Joe Urban | Sam Newberg, Urbanist

Vacant for a Decade

Dateline: 10:10 am July 16, 2010 Filed under:

“That site is going to sit vacant for a decade.” That was the quote from a frustrated developer as he left a public hearing this past spring, after the city council voted down his planned apartment project.

I prepared a market study for the proposed project that was voted down. It was to be a market rate, general occupancy housing on a vacant site in an inner ring suburb. Which city does not matter here, nor do the specifics of the project. What matters is this is but one of countless examples across the country of short-sighted cities passing on new development and additional municipal revenue simply by caving in to NIMBYs.

The plan called for an attractive apartment building in a city with little new rental housing in recent decades. The market study indicated that the project could “pencil out,” or be financially feasible. Furthermore, the site in question was located along a transit line and close to freeways and employment. Everything seemed to line up.

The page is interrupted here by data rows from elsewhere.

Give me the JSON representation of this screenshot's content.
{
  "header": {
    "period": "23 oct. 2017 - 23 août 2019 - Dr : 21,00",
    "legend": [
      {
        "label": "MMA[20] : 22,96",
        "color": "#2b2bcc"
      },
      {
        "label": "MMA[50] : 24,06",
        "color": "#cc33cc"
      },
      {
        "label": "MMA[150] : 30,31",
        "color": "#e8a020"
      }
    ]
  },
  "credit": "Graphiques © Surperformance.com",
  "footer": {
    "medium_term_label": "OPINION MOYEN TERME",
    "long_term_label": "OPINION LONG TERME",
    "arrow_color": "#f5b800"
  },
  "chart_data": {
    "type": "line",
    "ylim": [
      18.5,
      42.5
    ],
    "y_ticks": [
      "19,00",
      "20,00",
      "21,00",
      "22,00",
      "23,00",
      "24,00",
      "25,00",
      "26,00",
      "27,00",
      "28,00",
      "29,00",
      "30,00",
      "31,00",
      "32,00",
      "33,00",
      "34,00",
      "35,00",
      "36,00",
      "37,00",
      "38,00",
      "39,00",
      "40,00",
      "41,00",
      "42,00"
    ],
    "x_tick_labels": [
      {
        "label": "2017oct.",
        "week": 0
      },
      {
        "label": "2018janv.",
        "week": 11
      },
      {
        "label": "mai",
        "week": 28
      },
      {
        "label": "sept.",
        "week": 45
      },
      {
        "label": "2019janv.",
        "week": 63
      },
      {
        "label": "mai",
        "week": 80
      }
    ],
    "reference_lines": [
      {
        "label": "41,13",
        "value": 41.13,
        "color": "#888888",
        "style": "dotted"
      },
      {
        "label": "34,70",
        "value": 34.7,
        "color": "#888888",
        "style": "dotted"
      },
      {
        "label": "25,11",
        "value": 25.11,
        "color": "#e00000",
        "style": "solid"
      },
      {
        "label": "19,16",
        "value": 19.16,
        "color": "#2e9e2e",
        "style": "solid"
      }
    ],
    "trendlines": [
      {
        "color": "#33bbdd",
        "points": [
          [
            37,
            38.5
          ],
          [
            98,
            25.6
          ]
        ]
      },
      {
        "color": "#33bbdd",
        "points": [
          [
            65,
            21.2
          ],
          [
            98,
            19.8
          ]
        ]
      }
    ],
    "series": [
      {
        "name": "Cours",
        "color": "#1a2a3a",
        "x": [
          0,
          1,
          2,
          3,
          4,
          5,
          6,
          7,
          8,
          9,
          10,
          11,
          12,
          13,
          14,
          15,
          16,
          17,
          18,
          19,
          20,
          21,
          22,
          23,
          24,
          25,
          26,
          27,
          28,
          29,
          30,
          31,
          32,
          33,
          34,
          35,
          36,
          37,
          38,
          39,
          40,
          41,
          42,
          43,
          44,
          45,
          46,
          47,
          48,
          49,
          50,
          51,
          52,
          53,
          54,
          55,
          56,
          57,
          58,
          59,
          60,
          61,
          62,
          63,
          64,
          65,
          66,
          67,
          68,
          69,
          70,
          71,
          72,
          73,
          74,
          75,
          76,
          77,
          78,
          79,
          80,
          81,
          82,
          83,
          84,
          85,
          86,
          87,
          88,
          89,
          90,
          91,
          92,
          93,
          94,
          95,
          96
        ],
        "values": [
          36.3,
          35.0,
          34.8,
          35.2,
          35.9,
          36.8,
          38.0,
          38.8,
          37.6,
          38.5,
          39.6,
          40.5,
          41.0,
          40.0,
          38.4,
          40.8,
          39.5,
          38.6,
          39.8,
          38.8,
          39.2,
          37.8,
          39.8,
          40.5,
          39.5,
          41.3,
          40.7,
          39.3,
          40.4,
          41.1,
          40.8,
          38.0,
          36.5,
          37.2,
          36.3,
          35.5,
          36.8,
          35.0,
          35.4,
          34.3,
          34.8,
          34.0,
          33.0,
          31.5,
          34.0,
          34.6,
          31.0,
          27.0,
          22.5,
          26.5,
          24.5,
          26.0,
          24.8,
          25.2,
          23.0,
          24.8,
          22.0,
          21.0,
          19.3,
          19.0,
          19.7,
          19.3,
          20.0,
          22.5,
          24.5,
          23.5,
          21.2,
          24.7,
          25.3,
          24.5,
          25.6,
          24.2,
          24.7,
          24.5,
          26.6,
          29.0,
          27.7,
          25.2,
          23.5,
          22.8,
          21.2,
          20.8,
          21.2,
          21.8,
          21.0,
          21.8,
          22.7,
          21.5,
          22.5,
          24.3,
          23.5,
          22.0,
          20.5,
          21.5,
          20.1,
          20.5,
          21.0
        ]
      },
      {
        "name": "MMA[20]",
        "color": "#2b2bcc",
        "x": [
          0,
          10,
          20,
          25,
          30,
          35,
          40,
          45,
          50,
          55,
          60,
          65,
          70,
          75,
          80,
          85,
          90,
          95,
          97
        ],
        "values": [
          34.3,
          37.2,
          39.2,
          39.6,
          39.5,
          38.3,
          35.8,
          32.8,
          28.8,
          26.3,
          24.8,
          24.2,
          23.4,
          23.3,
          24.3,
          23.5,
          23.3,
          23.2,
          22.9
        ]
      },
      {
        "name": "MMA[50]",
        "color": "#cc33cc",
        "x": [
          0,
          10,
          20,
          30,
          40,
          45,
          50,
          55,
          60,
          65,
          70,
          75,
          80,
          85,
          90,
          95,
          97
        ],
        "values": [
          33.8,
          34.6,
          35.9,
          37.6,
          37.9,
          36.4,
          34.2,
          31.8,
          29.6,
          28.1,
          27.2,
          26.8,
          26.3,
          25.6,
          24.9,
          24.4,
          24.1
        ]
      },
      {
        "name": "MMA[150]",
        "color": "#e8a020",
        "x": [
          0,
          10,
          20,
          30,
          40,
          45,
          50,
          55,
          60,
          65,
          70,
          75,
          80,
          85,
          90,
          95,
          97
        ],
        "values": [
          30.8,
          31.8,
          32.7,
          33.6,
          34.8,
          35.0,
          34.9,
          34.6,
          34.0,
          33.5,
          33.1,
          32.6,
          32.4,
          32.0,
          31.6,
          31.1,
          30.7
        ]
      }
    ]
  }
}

The sticking point was that the city, like so many other inner ring suburbs, has a stock of rental housing that averages 40 years old, and these rental units not only suffer from functional obsolescence but also increasing crime. Therefore, in the eyes of the public, all rental housing has a bad reputation and any new project is unacceptable, even with a willing developer, a good design, a market study that supports the project, and the fact that no public subsidy was required.

The city council listened as the development team gave a presentation as to why they believed the project would succeed and bring a $20 million investment to the city at a time when revenue was badly needed.

This was followed by a steady stream of residents who, one-by-one, got up to oppose the project. Over a three-hour period, every single resident, save one, stood up to speak against the project. All opposed were existing homeowners in the city and all were older than 50. One gentleman had the nerve to get up and explain that he not only owned a home in the city, but also several apartments, and the fact that he kept his home in better shape than his rental properties was proof that the city council should kill the project! Even I wasn’t expecting that!

The lone person who spoke in favor of the project was about 30 years old and a recent home buyer in the city. She explained that the city needs to reinvest and that this project would be good for the future finances and demographics of the city. You could tell she was having second thoughts about her home purchase as she explained how she used to live in a neighborhood where renters were embraced, but she can’t seem to meet new neighbors and the area seems unfriendly, with shades drawn and no people out.

The entire spectacle was quite sad, but in some ways, I can hardly blame the city council. The long-time residents are in charge, and they fear change. They moved in when the city was a growing suburb with neat, tidy homes and low crime. Kids played in the parks and attended school. Now the kids have grown up and the homes need some renovations. The apartments built in the late 60s for young baby boomers just starting out are run down and full of people the city founders don’t recognize. Landlords don’t do a good job of screening tenants and crime festers. Even the old drive-thru on the drag is closed and falling down. (This is like a Bruce Springsteen song.) The original owners, now empty nesters, dig in their heels and refuse to change. They hold on to the past, somehow hoping they can bring it back.

All the energy of designers and urbanists like us can’t save a city led by people unwilling to change. Yes, I admit being lumped in to the category of “urban-designy-types” who want to “save” the suburbs. But honestly, this is an economic argument. The plan wasn’t overly original or groundbreaking. It was simply an apartment building that would add to the city’s tax base and provide a housing option currently not provided in the city. Change is the only constant in cities, and locals and their elected officials are scared of it rather than staying ahead of it.

Multiply this scenario by the hundreds of cities and suburbs around the country that act in a manner that is detrimental to the good of the region and their city itself, and flies in the face of their own comprehensive plan, and exactly what is the future of our metro areas?

And yet…one need not be a tea partier to believe that decision-making should be done at the local level. This $20 million decision was made at the uber-local level, essentially by residents fearful of change and a city council fearful of their jobs. If local decision-making is so treasured, it is critical that decision-makers are well educated on the issues.

Perhaps the developer is right and that site will still be vacant in ten years. Maybe a better proposal will come along, one that doesn’t involve rental apartments. I have nothing but best wishes for that city, but I certainly hope a gradual shift in thinking takes place there (and everywhere), perhaps driven by younger, more recent home buyers beginnning to show up for city council meetings and volunteering on committees. One thing is certain…if that lone 30-year-old woman in favor of the project ever wanted to run for city council, I’d contribute to her campaign.